Pada masa selanjutnya, tepatnya pada era kerajaan Majapahit, para tokoh-tokoh Punakawan generasi pertama ciptaan Mpu Panuluh dikembangkan lagi, pada masa inilah diciptakan seorang tokoh bernama Semar. Untuk menjaga kaitannya dengan generasi sebelumnya, maka tokoh Semar ini pun disebut juga dengan nama Jurudyah Puntaprasanta. Tokoh Semar pertama kali muncul dalam cerita Sudhamala. Cerita ini masih mengambil lakon dari wiracarita Mahabarata, dengan mengangkat Shadewa, bungsu dari Pandawa sebagai tokoh utamanya. Secara garis besar cerita Sudhamala mengisahkan tentang Shadewa yang meruwat atau menghilangkan kutukan yang menimpa Bhatari Durga. Cerita ini masih dapat ditemui dalam bentuk-bentuk relief di Candi Sukuh dan Cetho di Karanganyar, Solo serta pada Sangku Sudhamala, sebuah bejana berrelief peninggalan Majapahit yang terletak di Pura Pusering Jagat, desa Pejeng, Gianyar, Bali.
Punakawan memang lahir sekitar sembilan abad yang lalu, tepatnya pada abad ke-12 Masehi, namun perannya masih minim sekali. Pada karya sastra Gatotkacasraya dan Sudhamala, para Punakawan masih berfungsi sebagai pemecah suasana dengan humor-humornya dan tentu saja agar cerita tersebut terasa lebih hidup. Pada era kerajaan Islam, Punakawan akan lebih berkembang lagi sekaligus bertransformasi sebagai media dakwah dan kritik sosial.
Perkembangan pada era kerajaan Islam
Seiring dengan makin kuatnya pengaruh Islam di tanah Jawa dan melemahnya Majapahit pada waktu itu, berkembang pula metode-metode penyebaran ajaran Islam. Berbagai metode telah diaplikasikan oleh para waliyullah yang di kemudian hari dikenal dengan nama Wali Songo. Salah satu metodenya adalah akulturasi budaya. Metode ini merupakan metode dakwah yang menyisipkan ajaran-ajaran Islam dalam kebudayaan lokal yang berkembang pada saat itu. Salah satu contoh akulturasi budaya ini adalah berdakwah melalui pewayangan. Adalah Sunan Kalijaga atau Raden Said, seorang ulama dan budayawan Jawa yang memakai metode tersebut sebagai cara dakwahnya.

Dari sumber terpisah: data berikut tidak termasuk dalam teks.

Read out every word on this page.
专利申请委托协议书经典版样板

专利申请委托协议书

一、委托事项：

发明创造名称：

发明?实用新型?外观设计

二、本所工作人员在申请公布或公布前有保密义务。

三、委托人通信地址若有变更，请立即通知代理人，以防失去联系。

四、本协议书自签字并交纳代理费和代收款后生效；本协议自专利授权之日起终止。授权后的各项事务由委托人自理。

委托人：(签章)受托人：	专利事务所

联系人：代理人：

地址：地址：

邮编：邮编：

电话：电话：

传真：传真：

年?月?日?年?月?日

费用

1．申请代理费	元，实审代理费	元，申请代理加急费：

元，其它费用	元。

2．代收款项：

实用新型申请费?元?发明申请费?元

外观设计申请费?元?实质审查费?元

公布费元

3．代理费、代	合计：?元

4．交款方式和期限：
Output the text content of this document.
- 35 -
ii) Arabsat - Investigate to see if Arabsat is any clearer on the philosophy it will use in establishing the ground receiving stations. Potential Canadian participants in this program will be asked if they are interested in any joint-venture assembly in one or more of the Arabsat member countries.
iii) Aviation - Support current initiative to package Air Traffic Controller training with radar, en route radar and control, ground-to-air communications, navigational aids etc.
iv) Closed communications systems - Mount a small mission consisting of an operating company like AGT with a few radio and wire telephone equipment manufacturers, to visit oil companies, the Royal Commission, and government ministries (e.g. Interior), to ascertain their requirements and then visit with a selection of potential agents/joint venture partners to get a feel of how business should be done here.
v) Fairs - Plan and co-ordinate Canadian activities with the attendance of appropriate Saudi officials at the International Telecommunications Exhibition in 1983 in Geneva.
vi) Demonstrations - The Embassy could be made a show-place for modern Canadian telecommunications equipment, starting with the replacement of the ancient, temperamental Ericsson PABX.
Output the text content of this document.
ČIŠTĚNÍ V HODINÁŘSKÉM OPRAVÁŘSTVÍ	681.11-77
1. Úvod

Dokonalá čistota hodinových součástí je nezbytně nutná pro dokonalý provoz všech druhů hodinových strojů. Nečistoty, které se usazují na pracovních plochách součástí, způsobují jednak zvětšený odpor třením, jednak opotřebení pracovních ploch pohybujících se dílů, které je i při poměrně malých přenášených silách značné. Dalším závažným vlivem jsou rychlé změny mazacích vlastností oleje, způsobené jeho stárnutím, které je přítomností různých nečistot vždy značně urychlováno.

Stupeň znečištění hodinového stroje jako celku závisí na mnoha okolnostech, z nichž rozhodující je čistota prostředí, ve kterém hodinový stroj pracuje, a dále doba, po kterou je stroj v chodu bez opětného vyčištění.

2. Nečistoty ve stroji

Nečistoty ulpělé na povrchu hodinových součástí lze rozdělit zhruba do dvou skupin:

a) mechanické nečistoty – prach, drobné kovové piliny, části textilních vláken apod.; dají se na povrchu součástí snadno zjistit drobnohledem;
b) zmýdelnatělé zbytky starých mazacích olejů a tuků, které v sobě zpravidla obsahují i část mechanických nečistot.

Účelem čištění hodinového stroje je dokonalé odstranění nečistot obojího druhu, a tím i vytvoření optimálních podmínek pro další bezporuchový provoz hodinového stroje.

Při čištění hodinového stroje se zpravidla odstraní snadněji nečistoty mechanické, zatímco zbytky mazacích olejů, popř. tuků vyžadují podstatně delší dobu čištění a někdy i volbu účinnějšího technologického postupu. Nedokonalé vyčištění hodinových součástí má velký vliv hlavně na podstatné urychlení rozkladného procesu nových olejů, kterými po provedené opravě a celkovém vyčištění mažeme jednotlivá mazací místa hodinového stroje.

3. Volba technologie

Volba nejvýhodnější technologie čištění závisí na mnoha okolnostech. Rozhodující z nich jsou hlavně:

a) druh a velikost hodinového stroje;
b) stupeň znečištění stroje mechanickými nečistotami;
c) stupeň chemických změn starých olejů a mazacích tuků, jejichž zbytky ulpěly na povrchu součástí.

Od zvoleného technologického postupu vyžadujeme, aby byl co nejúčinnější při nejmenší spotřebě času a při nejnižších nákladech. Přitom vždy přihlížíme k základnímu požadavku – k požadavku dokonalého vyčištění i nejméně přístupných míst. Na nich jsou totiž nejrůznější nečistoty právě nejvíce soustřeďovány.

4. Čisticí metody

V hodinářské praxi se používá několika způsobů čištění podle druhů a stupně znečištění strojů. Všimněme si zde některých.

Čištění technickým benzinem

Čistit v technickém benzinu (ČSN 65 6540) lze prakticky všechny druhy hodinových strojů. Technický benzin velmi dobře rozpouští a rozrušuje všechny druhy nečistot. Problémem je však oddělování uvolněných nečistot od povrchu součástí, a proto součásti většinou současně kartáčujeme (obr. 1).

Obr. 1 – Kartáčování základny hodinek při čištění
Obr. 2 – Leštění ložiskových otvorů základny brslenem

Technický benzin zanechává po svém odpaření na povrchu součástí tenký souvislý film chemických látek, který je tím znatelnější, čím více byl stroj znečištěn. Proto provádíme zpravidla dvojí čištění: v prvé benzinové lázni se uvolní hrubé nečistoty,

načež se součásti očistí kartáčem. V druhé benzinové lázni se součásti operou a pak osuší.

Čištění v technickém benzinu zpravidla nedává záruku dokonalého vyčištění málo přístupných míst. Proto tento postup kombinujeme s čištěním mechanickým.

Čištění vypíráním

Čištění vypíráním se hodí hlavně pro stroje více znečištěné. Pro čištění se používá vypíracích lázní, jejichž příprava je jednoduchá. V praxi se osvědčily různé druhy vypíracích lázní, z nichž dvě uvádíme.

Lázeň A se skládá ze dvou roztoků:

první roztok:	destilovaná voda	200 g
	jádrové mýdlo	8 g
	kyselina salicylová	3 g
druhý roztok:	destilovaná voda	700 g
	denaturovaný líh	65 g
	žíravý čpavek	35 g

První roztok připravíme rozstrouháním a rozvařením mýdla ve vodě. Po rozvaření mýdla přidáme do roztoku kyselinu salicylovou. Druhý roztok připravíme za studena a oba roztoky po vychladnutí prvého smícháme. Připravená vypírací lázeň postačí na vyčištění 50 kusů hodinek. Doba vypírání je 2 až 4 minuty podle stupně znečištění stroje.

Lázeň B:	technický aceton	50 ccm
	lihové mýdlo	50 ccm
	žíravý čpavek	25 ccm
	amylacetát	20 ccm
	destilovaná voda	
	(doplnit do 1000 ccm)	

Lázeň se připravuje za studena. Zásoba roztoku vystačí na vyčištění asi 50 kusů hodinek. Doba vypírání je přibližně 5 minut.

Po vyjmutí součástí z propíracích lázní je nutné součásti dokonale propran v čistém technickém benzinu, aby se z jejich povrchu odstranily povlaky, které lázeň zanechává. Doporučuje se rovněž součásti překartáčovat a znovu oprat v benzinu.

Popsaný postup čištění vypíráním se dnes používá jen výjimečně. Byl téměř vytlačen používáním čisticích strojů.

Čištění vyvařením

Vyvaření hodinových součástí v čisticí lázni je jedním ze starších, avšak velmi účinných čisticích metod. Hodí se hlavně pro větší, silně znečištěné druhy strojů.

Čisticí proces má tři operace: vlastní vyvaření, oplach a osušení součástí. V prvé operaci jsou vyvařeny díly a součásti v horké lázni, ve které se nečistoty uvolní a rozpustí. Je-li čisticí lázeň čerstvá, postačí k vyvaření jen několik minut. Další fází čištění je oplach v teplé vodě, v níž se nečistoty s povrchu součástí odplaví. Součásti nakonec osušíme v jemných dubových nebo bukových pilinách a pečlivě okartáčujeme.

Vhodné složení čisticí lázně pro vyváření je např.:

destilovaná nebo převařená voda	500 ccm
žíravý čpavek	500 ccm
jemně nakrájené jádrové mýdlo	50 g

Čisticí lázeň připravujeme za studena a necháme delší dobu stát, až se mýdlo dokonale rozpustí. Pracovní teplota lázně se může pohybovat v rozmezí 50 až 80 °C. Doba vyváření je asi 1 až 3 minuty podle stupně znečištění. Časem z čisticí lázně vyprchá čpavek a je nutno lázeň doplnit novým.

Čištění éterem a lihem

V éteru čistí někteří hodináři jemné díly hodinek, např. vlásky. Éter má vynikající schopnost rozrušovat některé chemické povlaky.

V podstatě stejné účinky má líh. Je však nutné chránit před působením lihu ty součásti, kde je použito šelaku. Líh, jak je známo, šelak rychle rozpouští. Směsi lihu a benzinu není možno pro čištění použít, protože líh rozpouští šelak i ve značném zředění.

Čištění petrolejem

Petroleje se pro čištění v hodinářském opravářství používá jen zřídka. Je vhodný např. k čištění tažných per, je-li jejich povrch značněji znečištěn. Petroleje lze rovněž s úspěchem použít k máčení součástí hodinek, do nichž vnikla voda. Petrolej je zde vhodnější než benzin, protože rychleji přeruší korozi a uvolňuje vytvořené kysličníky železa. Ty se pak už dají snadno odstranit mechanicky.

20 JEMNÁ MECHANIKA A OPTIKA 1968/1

Pada masa penyebaran Islam inilah terjadi transformasi pada tokoh Punakawan. Semar yang sudah lahir sejak era pemerintahan Majapahit tetap dipertahankan, bahkan status dan derajatnya dinaikkan. Semar tidak lagi menyandang identitas sebagai abdi yang biasa-biasa saja. Pada masa ini tokoh Semar dikisahkan sebagai jelmaan dewa. Berdasarkan beberapa naskah kuno, seperti Serat Kanda, Paramayoga, Purwakanda dan Purwacarita disebutkan bahwa Semar sebenarnya merupakan dewa yang bernama Bhatara Ismaya, ia adalah saudara dari Bhatara Guru, sang raja dewa.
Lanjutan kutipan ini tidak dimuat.